He immediately stripped off his dress, seized the bleeding head, and
plunging into the lake, swam safely over to the main shore. He had
scarcely reached it, when, looking back, he saw amid the darkness the
torches of persons come out in search of the new-married couple. He
listened till they had found the headless body, and he heard their
piercing shrieks of sorrow, as he took his way to the lodge of his kind

She received him with rejoicing. She admired his prudence, and told him
his bravery could never be questioned again. Lifting up the head, she
said he need only have brought the scalp. She cut off a small piece for
herself, and told him he might now return with the head, which would be
evidence of an achievement that would cause the Indians to respect him.
In your way home, she said, you will meet with but one difficulty.

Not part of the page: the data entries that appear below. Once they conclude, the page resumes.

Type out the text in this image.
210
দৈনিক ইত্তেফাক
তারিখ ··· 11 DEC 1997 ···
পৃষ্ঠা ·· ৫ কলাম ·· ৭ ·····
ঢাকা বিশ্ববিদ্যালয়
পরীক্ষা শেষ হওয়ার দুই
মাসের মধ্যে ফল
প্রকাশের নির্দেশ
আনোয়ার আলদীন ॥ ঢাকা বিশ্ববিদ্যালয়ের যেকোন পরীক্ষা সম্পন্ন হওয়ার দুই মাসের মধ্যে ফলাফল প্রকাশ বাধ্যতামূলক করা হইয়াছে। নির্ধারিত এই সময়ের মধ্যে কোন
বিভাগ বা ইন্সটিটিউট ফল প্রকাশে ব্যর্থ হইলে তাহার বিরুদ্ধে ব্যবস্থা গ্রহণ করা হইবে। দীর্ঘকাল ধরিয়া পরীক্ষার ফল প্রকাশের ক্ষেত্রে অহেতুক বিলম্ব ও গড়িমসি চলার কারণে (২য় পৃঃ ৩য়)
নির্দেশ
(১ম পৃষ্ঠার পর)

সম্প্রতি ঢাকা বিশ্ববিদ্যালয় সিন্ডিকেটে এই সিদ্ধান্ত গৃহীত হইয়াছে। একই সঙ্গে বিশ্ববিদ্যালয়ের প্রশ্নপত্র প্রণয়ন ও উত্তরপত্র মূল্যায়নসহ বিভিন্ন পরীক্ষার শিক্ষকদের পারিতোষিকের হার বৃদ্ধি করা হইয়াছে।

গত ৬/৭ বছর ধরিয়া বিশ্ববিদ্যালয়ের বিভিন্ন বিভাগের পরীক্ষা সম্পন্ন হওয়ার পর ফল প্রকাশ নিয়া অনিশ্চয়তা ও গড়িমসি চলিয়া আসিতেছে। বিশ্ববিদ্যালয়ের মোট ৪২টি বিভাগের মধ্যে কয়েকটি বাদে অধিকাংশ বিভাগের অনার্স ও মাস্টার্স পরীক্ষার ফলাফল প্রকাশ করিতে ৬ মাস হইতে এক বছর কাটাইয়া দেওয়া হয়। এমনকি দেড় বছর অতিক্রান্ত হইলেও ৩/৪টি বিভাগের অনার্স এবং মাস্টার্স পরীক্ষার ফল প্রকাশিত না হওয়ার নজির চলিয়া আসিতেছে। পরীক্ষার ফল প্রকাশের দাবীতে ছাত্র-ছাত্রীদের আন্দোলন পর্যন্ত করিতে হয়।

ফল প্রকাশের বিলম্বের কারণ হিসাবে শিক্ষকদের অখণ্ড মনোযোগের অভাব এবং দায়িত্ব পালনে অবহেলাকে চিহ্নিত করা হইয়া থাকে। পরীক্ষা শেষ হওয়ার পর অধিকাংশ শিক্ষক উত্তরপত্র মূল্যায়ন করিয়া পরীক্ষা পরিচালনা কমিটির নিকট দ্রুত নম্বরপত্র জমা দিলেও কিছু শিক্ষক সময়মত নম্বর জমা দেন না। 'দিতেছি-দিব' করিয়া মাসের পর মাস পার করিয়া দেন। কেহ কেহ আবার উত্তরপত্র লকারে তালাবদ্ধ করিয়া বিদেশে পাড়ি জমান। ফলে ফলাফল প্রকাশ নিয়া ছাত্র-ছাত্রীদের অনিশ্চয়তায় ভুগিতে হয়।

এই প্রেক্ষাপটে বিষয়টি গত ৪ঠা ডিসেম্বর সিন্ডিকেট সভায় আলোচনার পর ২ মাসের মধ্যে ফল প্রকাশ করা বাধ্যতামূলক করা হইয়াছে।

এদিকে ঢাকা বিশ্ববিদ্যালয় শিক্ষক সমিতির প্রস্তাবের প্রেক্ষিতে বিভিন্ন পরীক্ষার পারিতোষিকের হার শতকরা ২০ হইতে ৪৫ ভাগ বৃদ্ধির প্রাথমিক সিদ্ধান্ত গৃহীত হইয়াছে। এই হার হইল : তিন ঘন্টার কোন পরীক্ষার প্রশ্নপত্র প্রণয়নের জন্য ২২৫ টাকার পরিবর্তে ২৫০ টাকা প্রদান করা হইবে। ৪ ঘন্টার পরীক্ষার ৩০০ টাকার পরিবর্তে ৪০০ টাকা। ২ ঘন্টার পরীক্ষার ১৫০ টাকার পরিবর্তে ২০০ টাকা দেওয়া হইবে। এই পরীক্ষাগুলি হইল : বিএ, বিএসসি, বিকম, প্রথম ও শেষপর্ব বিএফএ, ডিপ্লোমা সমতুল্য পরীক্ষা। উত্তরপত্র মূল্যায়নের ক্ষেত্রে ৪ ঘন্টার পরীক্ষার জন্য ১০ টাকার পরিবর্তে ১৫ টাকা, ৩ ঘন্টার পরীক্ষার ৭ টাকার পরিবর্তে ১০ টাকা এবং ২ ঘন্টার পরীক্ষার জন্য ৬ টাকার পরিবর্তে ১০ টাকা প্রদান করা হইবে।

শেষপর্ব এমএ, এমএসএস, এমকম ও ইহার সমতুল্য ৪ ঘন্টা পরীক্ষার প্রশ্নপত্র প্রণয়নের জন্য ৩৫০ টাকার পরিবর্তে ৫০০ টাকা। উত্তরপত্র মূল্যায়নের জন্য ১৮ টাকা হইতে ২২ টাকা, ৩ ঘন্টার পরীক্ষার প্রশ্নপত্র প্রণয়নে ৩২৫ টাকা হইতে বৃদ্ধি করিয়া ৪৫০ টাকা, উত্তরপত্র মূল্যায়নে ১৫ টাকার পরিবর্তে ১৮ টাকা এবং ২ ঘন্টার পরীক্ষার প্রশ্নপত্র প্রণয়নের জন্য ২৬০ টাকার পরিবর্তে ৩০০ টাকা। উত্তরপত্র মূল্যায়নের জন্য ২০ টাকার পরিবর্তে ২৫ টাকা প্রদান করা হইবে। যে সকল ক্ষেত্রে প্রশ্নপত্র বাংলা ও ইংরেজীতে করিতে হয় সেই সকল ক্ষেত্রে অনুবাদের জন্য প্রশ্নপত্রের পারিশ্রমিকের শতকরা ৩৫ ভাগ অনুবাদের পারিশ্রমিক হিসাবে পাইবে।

Maunkah Keesh Woccaung, or the spirit of the Earth, requires an offering
from those who perform extraordinary achievements. As you walk along in
a prairie, there will be an earthquake. The earth will open and divide
the prairie in the middle. Take this partridge and throw it into the
opening, and instantly spring over it. All this happened precisely as it
had been foretold. He cast the partridge into the crevice and leapt over
it. He then proceeded without obstruction to a place near his village,
where he secreted his trophy. On entering the village he found his
parents had returned from the place of their spring encampment, and were
in great sorrow for their son, whom they supposed to be lost. One and
another of the young men had presented themselves to the disconsolate
parents, and said, "Look up, I am your son." Having been often deceived
in this manner, when their own son actually presented himself, they sat
with their heads down, and with their eyes nearly blinded with weeping.

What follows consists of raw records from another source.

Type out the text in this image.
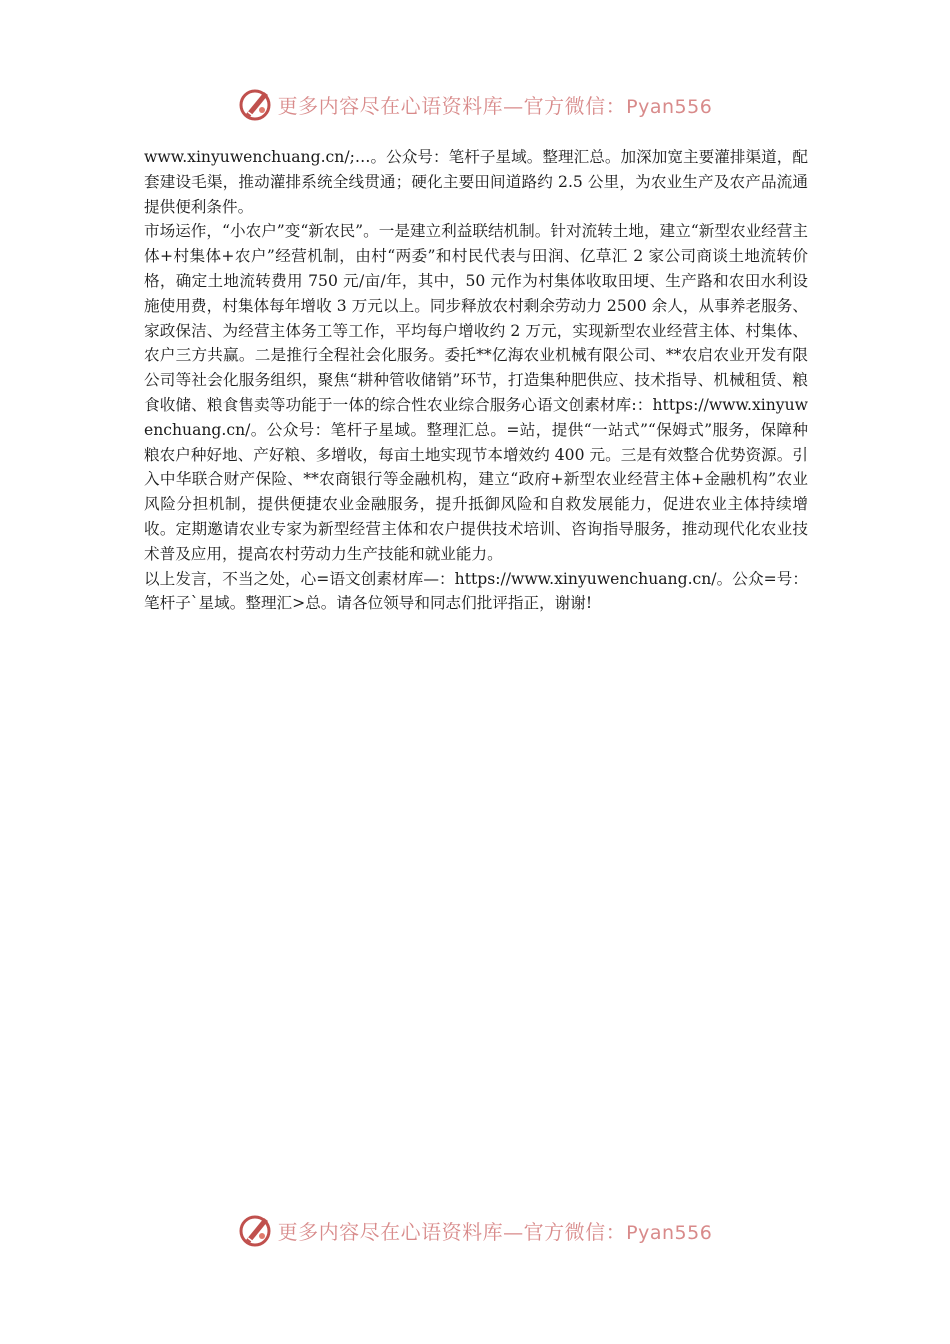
更多内容尽在心语资料库—官方微信：Pyan556

www.xinyuwenchuang.cn/;…。公众号：笔杆子星域。整理汇总。加深加宽主要灌排渠道，配套建设毛渠，推动灌排系统全线贯通；硬化主要田间道路约 2.5 公里，为农业生产及农产品流通提供便利条件。

市场运作，“小农户”变“新农民”。一是建立利益联结机制。针对流转土地，建立“新型农业经营主体+村集体+农户”经营机制，由村“两委”和村民代表与田润、亿草汇 2 家公司商谈土地流转价格，确定土地流转费用 750 元/亩/年，其中，50 元作为村集体收取田埂、生产路和农田水利设施使用费，村集体每年增收 3 万元以上。同步释放农村剩余劳动力 2500 余人，从事养老服务、家政保洁、为经营主体务工等工作，平均每户增收约 2 万元，实现新型农业经营主体、村集体、农户三方共赢。二是推行全程社会化服务。委托**亿海农业机械有限公司、**农启农业开发有限公司等社会化服务组织，聚焦“耕种管收储销”环节，打造集种肥供应、技术指导、机械租赁、粮食收储、粮食售卖等功能于一体的综合性农业综合服务心语文创素材库:：https://www.xinyuwenchuang.cn/。公众号：笔杆子星域。整理汇总。=站，提供“一站式”“保姆式”服务，保障种粮农户种好地、产好粮、多增收，每亩土地实现节本增效约 400 元。三是有效整合优势资源。引入中华联合财产保险、**农商银行等金融机构，建立“政府+新型农业经营主体+金融机构”农业风险分担机制，提供便捷农业金融服务，提升抵御风险和自救发展能力，促进农业主体持续增收。定期邀请农业专家为新型经营主体和农户提供技术培训、咨询指导服务，推动现代化农业技术普及应用，提高农村劳动力生产技能和就业能力。

以上发言，不当之处，心=语文创素材库—：https://www.xinyuwenchuang.cn/。公众=号：笔杆子`星域。整理汇>总。请各位领导和同志们批评指正，谢谢!

更多内容尽在心语资料库—官方微信：Pyan556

It was some time before they could be prevailed upon to bestow a glance
upon him. It was still longer before they recognized him for their son;
when he recounted his adventures they believed him mad. The young men
laughed at him. He left the lodge and soon returned with his trophy. It
was soon recognized. All doubts of the reality of his adventures now
vanished. He was greeted with joy and placed among the first warriors of
the nation. He finally became a chief, and his family were ever after
respected and esteemed.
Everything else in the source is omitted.